Later we were in the rising grass. The conversation was rote: questions about weather, health, family.
“And your brother?” I asked.
She seemed so brittle. “Sasha? You don’t even keep in touch with Sasha?”
“Not in a little while.”
“A little while?” She snorted. “Two years? Three?” It had been four. “I knew you were not writing to our friends, to my parents; but Sasha— he’s a scientist .” She said the word mockingly, as if it were the title of a lord. “You’re so busy now that you can’t even dictate a letter to one of your colleagues?”
I cleared my throat. “It is not like that.”
“What’s it like, Lyova?”
I looked at her. She was being deliberately cruel. I didn’t blame her. “Tell me how is Sasha.”
“He is all right.” She took a breath. “Everyone is all right. Just all right. It is a bad time, Lev.” She sighed. “You hear stories. The letters feel sometimes like they are being written onto — no, from on top of ice.”
“Not for people like Sasha, surely.”
She shrugged her narrow shoulders. “There are several reasons I do not go back to Russia.”
I looked at the earth. “Yes.”
“And you?” She gazed at me from under her brown lashes.
“Are you going home?”
“To Leningrad?”
“Yes.”
“I am staying for now,” I said. “I have a great deal to do. Contracts. Inventions. New work every week. Many meetings.”
“One of the doctors bought a theremin. He said it was completely impossible.”
“Yes, it can be challenging. You must be deft.”
“He is a surgeon.” She giggled, folded her arms. “He said it was like eating a pie with a shovel.”
“These days we are moving on from the theremin to other things.”
“Yes,” she said.
“Different kinds of sensors based around the electromagnetic resistance of the body, sometimes configured in sequence.” She showed no interest. “Or in conjunction with geothermal readings; I am experimenting with naval applications and also aircraft. So long as you understand the principles, there are infinite ways to implement them.”
Levelly: “You must get to see a lot of the country.”
“There are many, many meetings. Lunches at the Rockefeller Plaza and the Empire State. NYU, MIT, Columbia.”
“You’re still in midtown?” she murmured.
“Four storeys, and the basement.”
She made a thin smile. “The dorm is scarcely big enough for Judy and me. Only one of us can be in the kitchen at a time. If she is making her lunch I have to wait on my bed for her to finish. It’s funny. Sometimes I pretend she is my servant. ‘Judy, some toast!’ ”
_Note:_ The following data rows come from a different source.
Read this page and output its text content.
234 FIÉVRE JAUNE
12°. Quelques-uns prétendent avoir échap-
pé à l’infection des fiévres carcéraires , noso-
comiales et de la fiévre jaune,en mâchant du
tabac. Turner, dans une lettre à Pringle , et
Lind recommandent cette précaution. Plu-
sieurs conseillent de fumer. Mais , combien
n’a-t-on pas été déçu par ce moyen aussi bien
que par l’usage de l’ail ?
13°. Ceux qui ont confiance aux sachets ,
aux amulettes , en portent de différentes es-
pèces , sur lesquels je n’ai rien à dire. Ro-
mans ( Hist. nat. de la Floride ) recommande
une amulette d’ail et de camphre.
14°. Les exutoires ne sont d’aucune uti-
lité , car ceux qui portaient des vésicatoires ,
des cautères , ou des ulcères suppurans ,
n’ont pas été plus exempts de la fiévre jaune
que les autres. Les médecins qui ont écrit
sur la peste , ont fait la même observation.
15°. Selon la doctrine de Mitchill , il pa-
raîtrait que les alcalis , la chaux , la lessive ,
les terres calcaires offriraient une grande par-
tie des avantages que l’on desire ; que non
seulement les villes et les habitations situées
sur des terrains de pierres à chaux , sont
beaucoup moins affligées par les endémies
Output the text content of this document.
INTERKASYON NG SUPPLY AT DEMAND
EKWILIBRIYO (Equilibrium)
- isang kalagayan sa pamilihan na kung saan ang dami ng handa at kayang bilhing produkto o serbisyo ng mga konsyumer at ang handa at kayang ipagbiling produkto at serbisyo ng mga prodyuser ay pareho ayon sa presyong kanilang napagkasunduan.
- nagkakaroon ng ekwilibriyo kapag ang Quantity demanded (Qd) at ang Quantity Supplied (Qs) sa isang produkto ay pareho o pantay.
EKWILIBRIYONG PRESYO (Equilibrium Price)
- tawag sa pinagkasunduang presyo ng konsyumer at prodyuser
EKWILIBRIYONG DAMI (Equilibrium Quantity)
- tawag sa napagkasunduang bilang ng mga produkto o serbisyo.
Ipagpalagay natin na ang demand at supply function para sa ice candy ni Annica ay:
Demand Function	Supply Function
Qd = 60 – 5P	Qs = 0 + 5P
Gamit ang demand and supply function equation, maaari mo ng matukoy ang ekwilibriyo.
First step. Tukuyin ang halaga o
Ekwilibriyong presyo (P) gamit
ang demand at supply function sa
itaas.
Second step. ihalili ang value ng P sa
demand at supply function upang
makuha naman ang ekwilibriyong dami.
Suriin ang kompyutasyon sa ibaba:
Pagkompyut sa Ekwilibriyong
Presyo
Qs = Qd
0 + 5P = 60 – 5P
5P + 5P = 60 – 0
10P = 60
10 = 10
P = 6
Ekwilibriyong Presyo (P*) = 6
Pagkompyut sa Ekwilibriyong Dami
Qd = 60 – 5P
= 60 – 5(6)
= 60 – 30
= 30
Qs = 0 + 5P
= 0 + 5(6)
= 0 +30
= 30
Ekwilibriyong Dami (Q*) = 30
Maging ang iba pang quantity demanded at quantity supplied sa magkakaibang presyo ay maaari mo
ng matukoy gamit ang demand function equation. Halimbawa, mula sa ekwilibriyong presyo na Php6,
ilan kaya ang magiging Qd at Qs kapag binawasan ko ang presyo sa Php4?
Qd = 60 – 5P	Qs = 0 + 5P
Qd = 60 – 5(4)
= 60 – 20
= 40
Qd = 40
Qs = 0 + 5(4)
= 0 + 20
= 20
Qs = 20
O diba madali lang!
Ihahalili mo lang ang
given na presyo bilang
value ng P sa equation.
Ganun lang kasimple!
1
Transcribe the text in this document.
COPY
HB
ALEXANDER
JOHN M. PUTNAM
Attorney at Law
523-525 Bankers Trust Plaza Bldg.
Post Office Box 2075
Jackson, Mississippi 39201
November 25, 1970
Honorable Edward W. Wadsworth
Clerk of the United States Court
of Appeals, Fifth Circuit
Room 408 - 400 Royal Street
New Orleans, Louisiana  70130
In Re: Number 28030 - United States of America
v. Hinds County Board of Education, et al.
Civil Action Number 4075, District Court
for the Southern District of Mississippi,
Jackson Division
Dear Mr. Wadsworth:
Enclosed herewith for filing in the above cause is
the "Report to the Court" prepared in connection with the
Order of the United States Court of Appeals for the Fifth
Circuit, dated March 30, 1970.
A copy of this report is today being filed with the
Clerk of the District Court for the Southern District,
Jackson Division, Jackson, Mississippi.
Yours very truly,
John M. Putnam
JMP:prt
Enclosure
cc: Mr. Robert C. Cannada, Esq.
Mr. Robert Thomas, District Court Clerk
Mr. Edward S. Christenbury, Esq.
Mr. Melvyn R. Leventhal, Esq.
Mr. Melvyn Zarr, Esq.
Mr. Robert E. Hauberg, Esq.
“I have a very large kitchen,” I said. “Do you know Tommy Dorsey?” She showed me she did; in a small way I was surprised. “He comes to dinner parties sometimes. And George and Ira Gershwin. We all just crowd around with the girls, laughing, cooking.”
“ ‘With the girls.’ ”
We had passed into some woods and began climbing a slope. In spite of the incline we were pretending that we were just strolling. Katia was a little ahead of me now. With the girls . These words hung in the air. I had known they would hang in the air, before I said them, but I said them anyway. It was as if I wanted to bring us to a particular tree, to look again at an engraving we had carved there.